Senada disampaikan Camat Pangenan Bambang Setiadi. Menurutnya, dalam beberapa tahun terakhir harga garam selalu anjlok. Bambang mempertanyakan soal regulasi peningkatan kualitas petani garam. Ia juga menyinggung soal kebijakan impor.
"Kita berpacu dengan impor. Memang ada kewajiban untuk impor, tapi di sisi lain kami ingin mempertahankan industri garam agar tak tersisihkan," ucapnya.
"Kita ingin ada kepastian regulasi soal garam rakyat. Ini tentu berkaitan dengan kesejahteraan petani garam," kata Bambang.
Kepala Staf Kepresidenan (KSP) Moeldoko mengaku telah menyiapkan skema impor yang berbeda dari tahun-tahun sebelumnya. Hal ini dilakukan demi menjaga harga garam petani.
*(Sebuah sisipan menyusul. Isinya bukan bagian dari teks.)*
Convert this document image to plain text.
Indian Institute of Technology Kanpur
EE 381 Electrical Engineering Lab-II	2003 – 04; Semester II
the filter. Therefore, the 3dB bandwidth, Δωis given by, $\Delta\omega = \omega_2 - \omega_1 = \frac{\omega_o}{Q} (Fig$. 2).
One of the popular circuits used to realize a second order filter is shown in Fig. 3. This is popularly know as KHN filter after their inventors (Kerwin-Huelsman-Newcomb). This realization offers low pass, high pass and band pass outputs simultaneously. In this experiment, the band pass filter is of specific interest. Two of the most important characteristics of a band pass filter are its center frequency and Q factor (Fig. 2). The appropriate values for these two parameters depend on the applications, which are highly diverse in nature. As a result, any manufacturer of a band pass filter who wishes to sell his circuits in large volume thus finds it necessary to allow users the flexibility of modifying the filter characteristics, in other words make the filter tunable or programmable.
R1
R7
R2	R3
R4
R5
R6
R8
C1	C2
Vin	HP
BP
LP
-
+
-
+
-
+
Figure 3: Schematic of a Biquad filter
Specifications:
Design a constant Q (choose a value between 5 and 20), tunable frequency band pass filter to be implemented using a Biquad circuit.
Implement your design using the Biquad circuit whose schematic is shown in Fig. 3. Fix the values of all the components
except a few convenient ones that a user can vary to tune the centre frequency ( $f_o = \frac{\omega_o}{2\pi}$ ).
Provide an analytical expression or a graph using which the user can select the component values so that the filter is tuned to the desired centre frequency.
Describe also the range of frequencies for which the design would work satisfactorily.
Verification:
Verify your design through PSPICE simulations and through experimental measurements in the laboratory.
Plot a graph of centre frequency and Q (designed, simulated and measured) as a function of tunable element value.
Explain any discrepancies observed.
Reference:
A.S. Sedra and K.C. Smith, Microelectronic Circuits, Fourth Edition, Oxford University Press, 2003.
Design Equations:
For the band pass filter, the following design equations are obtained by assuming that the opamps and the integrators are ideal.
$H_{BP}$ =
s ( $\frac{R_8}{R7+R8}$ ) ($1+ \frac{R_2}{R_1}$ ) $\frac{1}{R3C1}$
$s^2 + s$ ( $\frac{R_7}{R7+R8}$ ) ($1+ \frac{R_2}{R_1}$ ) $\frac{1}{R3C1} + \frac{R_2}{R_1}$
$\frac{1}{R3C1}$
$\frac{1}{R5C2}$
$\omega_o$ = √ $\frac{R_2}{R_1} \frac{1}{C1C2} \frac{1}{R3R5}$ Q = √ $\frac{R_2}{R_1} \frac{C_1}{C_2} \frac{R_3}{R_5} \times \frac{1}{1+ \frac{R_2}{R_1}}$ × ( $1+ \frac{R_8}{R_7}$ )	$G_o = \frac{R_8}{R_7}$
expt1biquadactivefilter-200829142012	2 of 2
Dia mengatakan selama ini terjadi kebocoran garam ke pasar. "Nantinya impor tidak diserahkan pihak ketiga. Jadi langsung diserahkan ke industri atau ke penggunanya. Sekarang ini terjadi kebocoran, penyimpangan. Garam yang harusnya untuk industri, akhirnya bocor ke pasar. Karena harganya lebih murah. Akhirnya merugikan garam petani," tutur Moeldoko.
Moeldoko menjelaskan alasan pemerintah untuk tetap menerbitkan kebijakan impor garam. Menurut dia, produksi garam lokal yang tak sesuai kebutuhan. Dalam sambutannya, Moeldoko mengatakan, kebutuhan garam nasional mencapai sekitar 4 juta ton per tahun. Kebutuhan garam ini mayoritas diperuntukkan untuk industri, yakni sekitar 3,7 juta ton.
"Sedangkan kemampuan produksi garam lokal kita itu pada 2020 baru 1,365 juta ton. Kenapa kita harus impor, karena industri itu butuh garam," ujarnya.
"Kalau kebutuhan industri terhambat. Maka bisa berpengaruh terhadap produksi bahkan aktivitas ekspor," kata Moeldoko menambahkan.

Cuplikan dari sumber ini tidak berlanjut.